Many of the most important food crops belong to just a few plant families. The grass family--including such crops as wheat, rice, maize, barley, sorghum, millet, oats, and rye--provides some 80 percent of calories consumed by humans, and the legume family has yielded soybeans, peanuts, common beans, peas, chickpeas, cowpeas, and other protein-rich crops.
Forty percent of an estimated 2,300 species of cultivated plants belong to just four families: Graminae (grasses), Leguminosae (legumes), Rosaceae (apples, pear, etc.), and Solanaceae (potatoes). The remaining species belong to a diverse array of more than 160 families.
Source Regions of Major Crops
Like economically valuable species in general, many of the major food crops originated in regions that are not particularly species rich. Crops were domesticated in warm temperate and subtropical zones and in tropical mountainous regions. Wheat and barley were first grown in the steppes and woodlands of southwestern Asia, and the origin of maize has been traced to the seasonally dry central highlands of Mexico. The highlands of Peru contributed the tomato and potato, though the tomato was probably first cultivated in Mexico.
Most important food crops appear to have originated where seasons are pronounced, so it makes sense to look there--and not in rain forests--for promising new crops. The cereals of both the Old and New Worlds come from regions with well-marked wet and dry seasons, while root and tuber agriculture, a mainstay of tropical regions, seems to have developed in tropical lowlands with distinct dry periods. As for why, scientists point in part to the tendency of plants in seasonal environments to store nutrients during the growing season; often, these reserves are what human beings eat.
Several regions--known as Vavilov Centers of Diversity after N.I. Vavilov, the Russian botanist who first described the pattern--have been identified as locations of highly diverse crop genetic resources.

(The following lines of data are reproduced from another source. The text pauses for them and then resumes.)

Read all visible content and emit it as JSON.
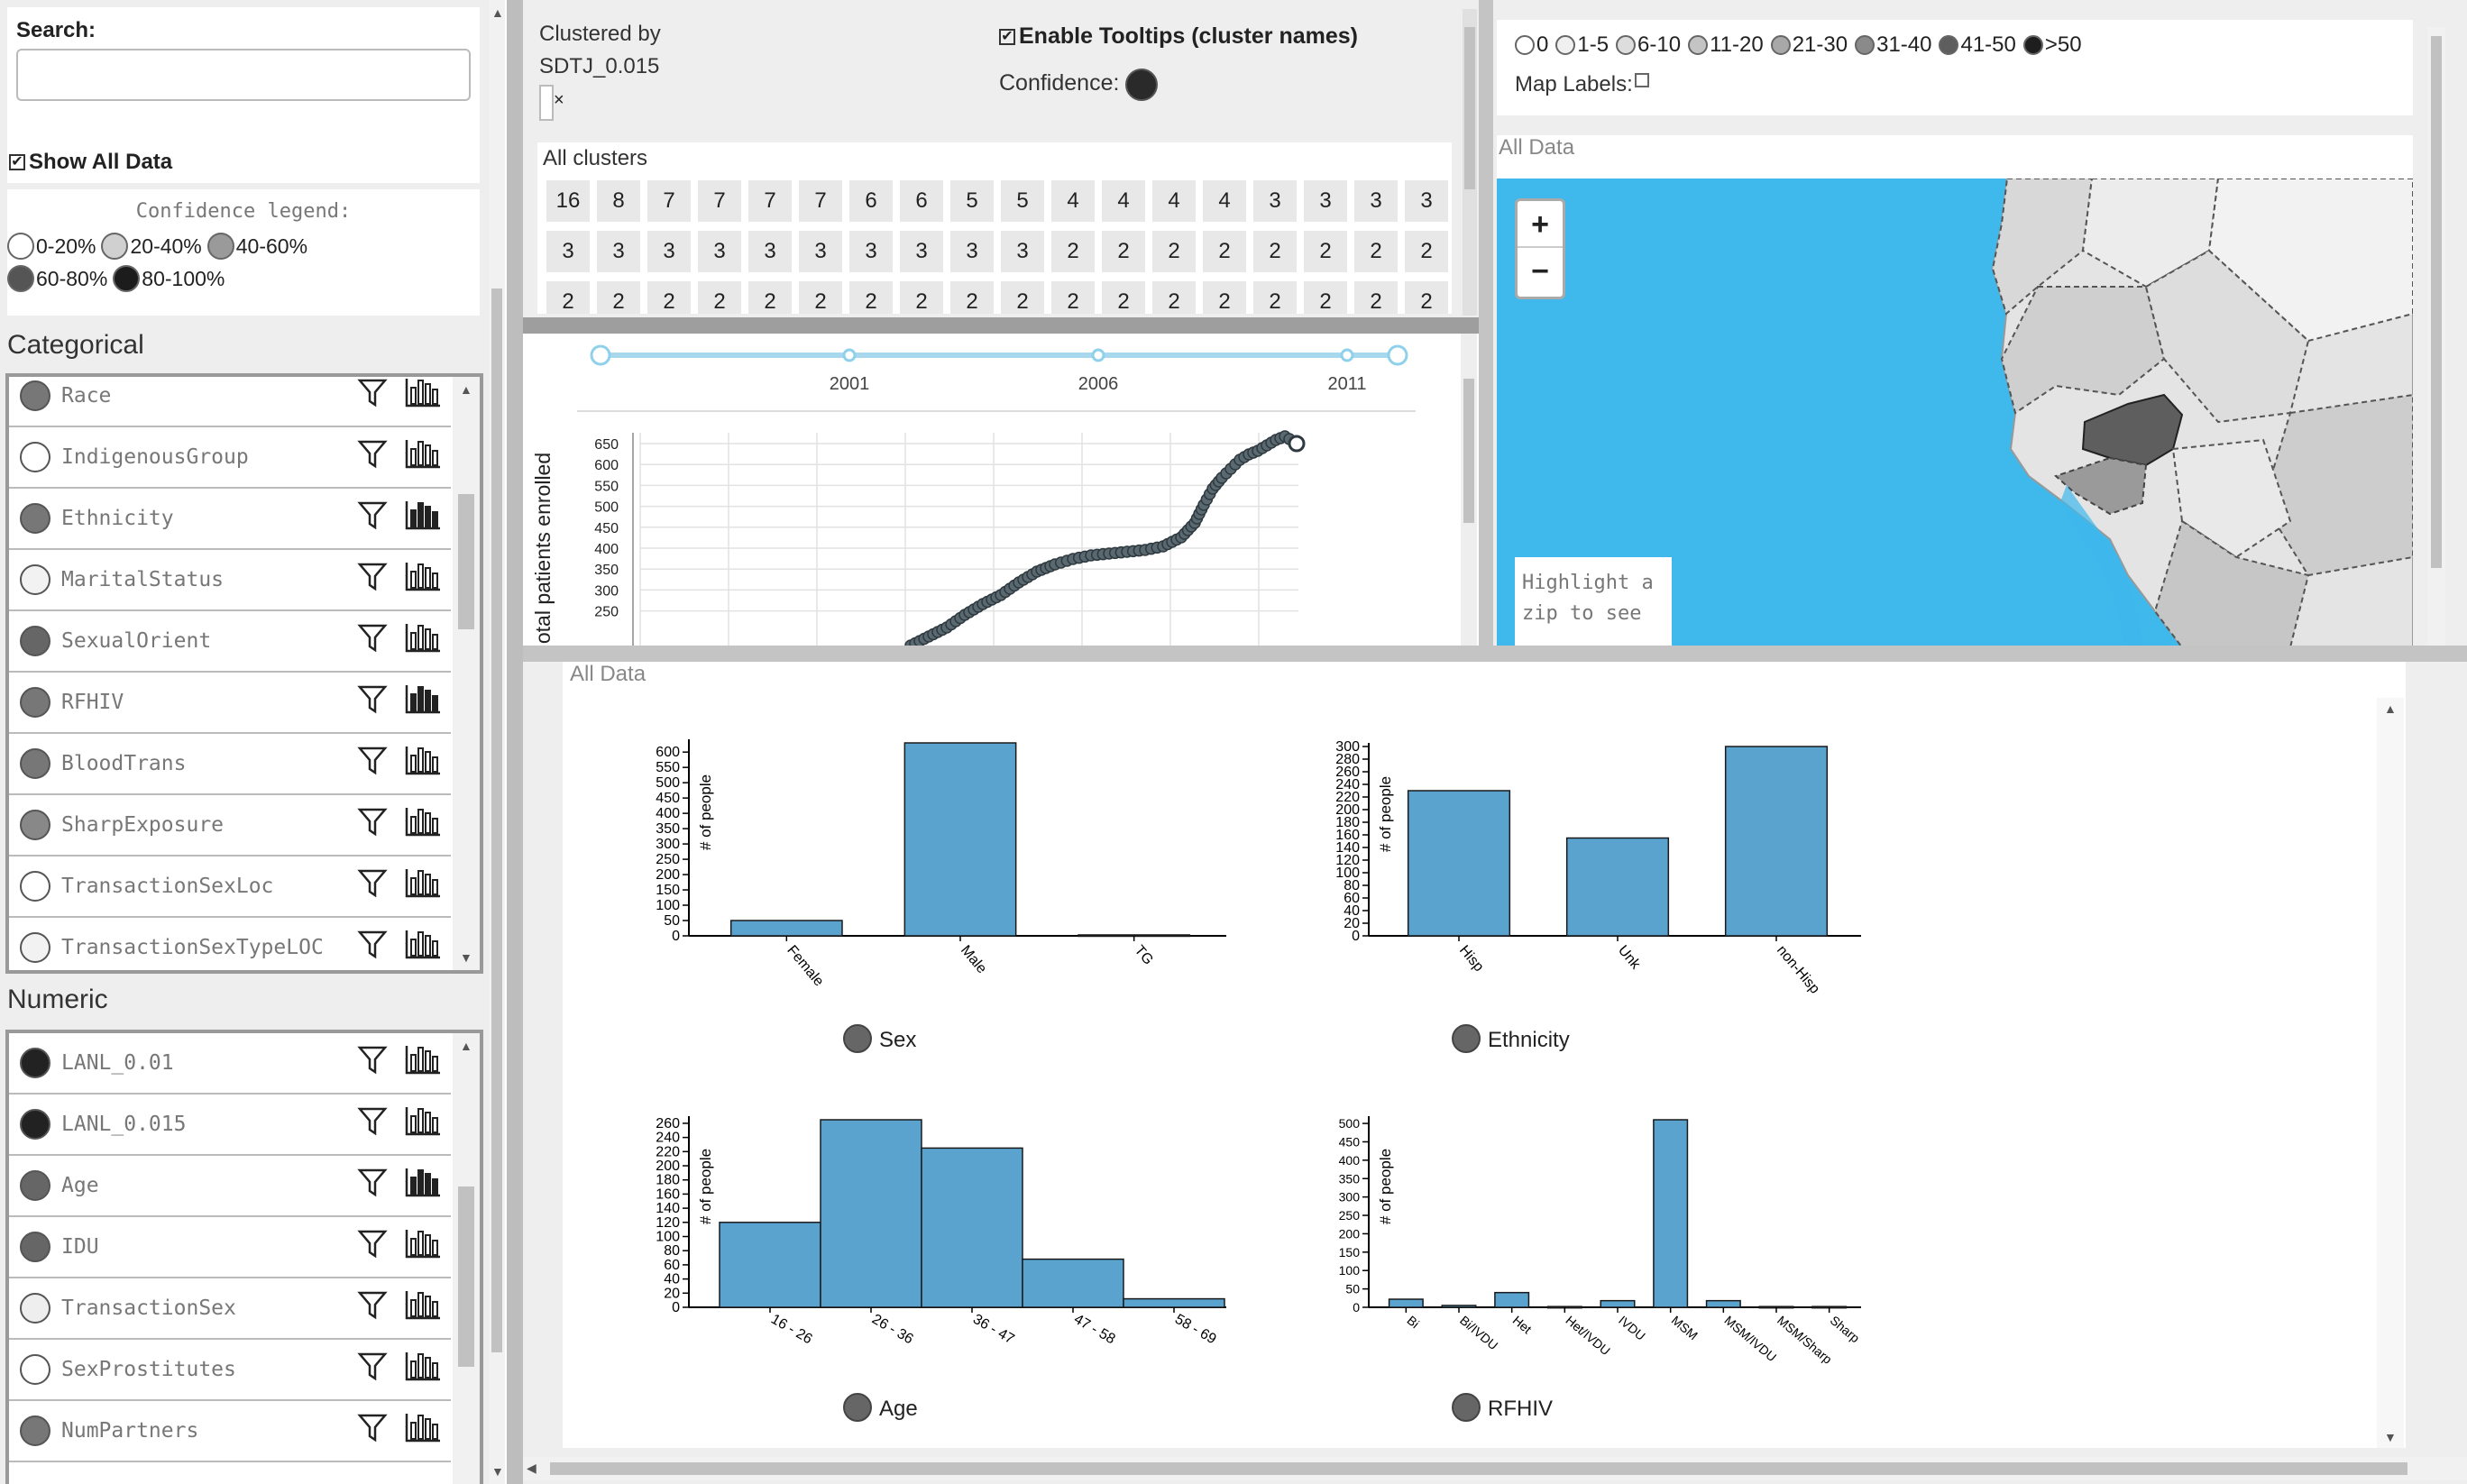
{
  "left": {
    "search_label": "Search:",
    "search_value": "",
    "show_all_label": "Show All Data",
    "confidence_legend_title": "Confidence legend:",
    "confidence_legend": [
      {
        "label": "0-20%",
        "color": "#ffffff"
      },
      {
        "label": "20-40%",
        "color": "#d0d0d0"
      },
      {
        "label": "40-60%",
        "color": "#9a9a9a"
      },
      {
        "label": "60-80%",
        "color": "#555555"
      },
      {
        "label": "80-100%",
        "color": "#1c1c1c"
      }
    ],
    "categorical_title": "Categorical",
    "categorical": [
      {
        "name": "Race",
        "color": "#777777",
        "hist_active": false
      },
      {
        "name": "IndigenousGroup",
        "color": "#ffffff",
        "hist_active": false
      },
      {
        "name": "Ethnicity",
        "color": "#777777",
        "hist_active": true
      },
      {
        "name": "MaritalStatus",
        "color": "#f2f2f2",
        "hist_active": false
      },
      {
        "name": "SexualOrient",
        "color": "#666666",
        "hist_active": false
      },
      {
        "name": "RFHIV",
        "color": "#777777",
        "hist_active": true
      },
      {
        "name": "BloodTrans",
        "color": "#777777",
        "hist_active": false
      },
      {
        "name": "SharpExposure",
        "color": "#888888",
        "hist_active": false
      },
      {
        "name": "TransactionSexLoc",
        "color": "#ffffff",
        "hist_active": false
      },
      {
        "name": "TransactionSexTypeLOC",
        "color": "#f2f2f2",
        "hist_active": false
      }
    ],
    "numeric_title": "Numeric",
    "numeric": [
      {
        "name": "LANL_0.01",
        "color": "#222222",
        "hist_active": false
      },
      {
        "name": "LANL_0.015",
        "color": "#222222",
        "hist_active": false
      },
      {
        "name": "Age",
        "color": "#666666",
        "hist_active": true
      },
      {
        "name": "IDU",
        "color": "#666666",
        "hist_active": false
      },
      {
        "name": "TransactionSex",
        "color": "#eeeeee",
        "hist_active": false
      },
      {
        "name": "SexProstitutes",
        "color": "#ffffff",
        "hist_active": false
      },
      {
        "name": "NumPartners",
        "color": "#777777",
        "hist_active": false
      }
    ]
  },
  "clusters": {
    "clustered_by_label": "Clustered by",
    "clustered_by_value": "SDTJ_0.015",
    "close_glyph": "×",
    "tooltips_label": "Enable Tooltips (cluster names)",
    "confidence_label": "Confidence:",
    "all_clusters_label": "All clusters",
    "rows": [
      [
        "16",
        "8",
        "7",
        "7",
        "7",
        "7",
        "6",
        "6",
        "5",
        "5",
        "4",
        "4",
        "4",
        "4",
        "3",
        "3",
        "3",
        "3"
      ],
      [
        "3",
        "3",
        "3",
        "3",
        "3",
        "3",
        "3",
        "3",
        "3",
        "3",
        "2",
        "2",
        "2",
        "2",
        "2",
        "2",
        "2",
        "2"
      ],
      [
        "2",
        "2",
        "2",
        "2",
        "2",
        "2",
        "2",
        "2",
        "2",
        "2",
        "2",
        "2",
        "2",
        "2",
        "2",
        "2",
        "2",
        "2"
      ]
    ]
  },
  "timeline": {
    "years": [
      "2001",
      "2006",
      "2011"
    ],
    "ylabel": "otal patients enrolled",
    "yticks": [
      "650",
      "600",
      "550",
      "500",
      "450",
      "400",
      "350",
      "300",
      "250"
    ]
  },
  "map": {
    "legend": [
      {
        "label": "0",
        "color": "#ffffff"
      },
      {
        "label": "1-5",
        "color": "#f0f0f0"
      },
      {
        "label": "6-10",
        "color": "#dddddd"
      },
      {
        "label": "11-20",
        "color": "#c4c4c4"
      },
      {
        "label": "21-30",
        "color": "#a8a8a8"
      },
      {
        "label": "31-40",
        "color": "#8a8a8a"
      },
      {
        "label": "41-50",
        "color": "#5e5e5e"
      },
      {
        "label": ">50",
        "color": "#1e1e1e"
      }
    ],
    "map_labels_label": "Map Labels:",
    "section_label": "All Data",
    "zoom_in": "+",
    "zoom_out": "−",
    "info_text_1": "Highlight a",
    "info_text_2": "zip to see"
  },
  "charts_section_label": "All Data",
  "chart_data": [
    {
      "type": "bar",
      "title": "Sex",
      "ylabel": "# of people",
      "categories": [
        "Female",
        "Male",
        "TG"
      ],
      "values": [
        50,
        630,
        3
      ],
      "yticks": [
        0,
        50,
        100,
        150,
        200,
        250,
        300,
        350,
        400,
        450,
        500,
        550,
        600
      ],
      "ylim": [
        0,
        630
      ]
    },
    {
      "type": "bar",
      "title": "Ethnicity",
      "ylabel": "# of people",
      "categories": [
        "Hisp",
        "Unk",
        "non-Hisp"
      ],
      "values": [
        230,
        155,
        300
      ],
      "yticks": [
        0,
        20,
        40,
        60,
        80,
        100,
        120,
        140,
        160,
        180,
        200,
        220,
        240,
        260,
        280,
        300
      ],
      "ylim": [
        0,
        300
      ]
    },
    {
      "type": "bar",
      "title": "Age",
      "ylabel": "# of people",
      "categories": [
        "16 - 26",
        "26 - 36",
        "36 - 47",
        "47 - 58",
        "58 - 69"
      ],
      "values": [
        120,
        265,
        225,
        68,
        12
      ],
      "yticks": [
        0,
        20,
        40,
        60,
        80,
        100,
        120,
        140,
        160,
        180,
        200,
        220,
        240,
        260
      ],
      "ylim": [
        0,
        265
      ]
    },
    {
      "type": "bar",
      "title": "RFHIV",
      "ylabel": "# of people",
      "categories": [
        "Bi",
        "Bi/IVDU",
        "Het",
        "Het/IVDU",
        "IVDU",
        "MSM",
        "MSM/IVDU",
        "MSM/Sharp",
        "Sharp"
      ],
      "values": [
        22,
        5,
        40,
        2,
        18,
        510,
        18,
        2,
        2
      ],
      "yticks": [
        0,
        50,
        100,
        150,
        200,
        250,
        300,
        350,
        400,
        450,
        500
      ],
      "ylim": [
        0,
        510
      ]
    }
  ]
}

The centers of crop genetic diversity--including the Mediterranean, the Mexican highlands, Central China, and the Northern Andes--are characterized by a long agricultural history, ecological diversity, mountainous terrain, cultural diversity, and a lack of heavy forest cover. These centers may or may not be located where the crop was first domesticated; wheat and barley were domesticated in southwest Asia, but a current center of their varietal diversity is in Ethiopia; the tomato originated in northwest Peru, but the greatest domestic varietal diversity is in Mexico.
Introduced Crops
Much of the world's agriculture is based on introduced crops. In developing countries in the Americas, only 32 percent of production, by value, is of crops of American origin. The comparable figure for African developing countries is 30 percent. Only in Asian developing countries is most production--70 percent--by native species. Dependence on introduced species reaches its extreme in Australia, the Mediterranean, northern Europe, northern Asia, and the United States and Canada. In these regions, more than 90 percent of production is derived from introduced species. None of the world's twenty most important food crops are native to Australia or to North America north of Mexico.
Whether introduced or native, the most important crops in any region of the world originated or diversified in places with climates similar to those where they are now grown. The main crops grown in temperate zones are thus not the same as those of the tropics where most developing countries law. Rice, which has origins in either India or China, is the eighth most important crop in the developed world (by weight) but by far--a factor of two--the leading crop in the developing world, and is the most important source of calories in tropical developing countries.
Similarly, cassava (also known as manioc)--native to tropical America--is not grown in developed countries but is the fourth most important crop in the developing world (by weight) and provides more than half of the caloric requirements for over 420 million people in 26 tropical countries. In Africa, cassava is a fundamental subsistence crop, and in tropical developing countries it is the fourth most important dietary source of calories after rice, maize, and sugarcane.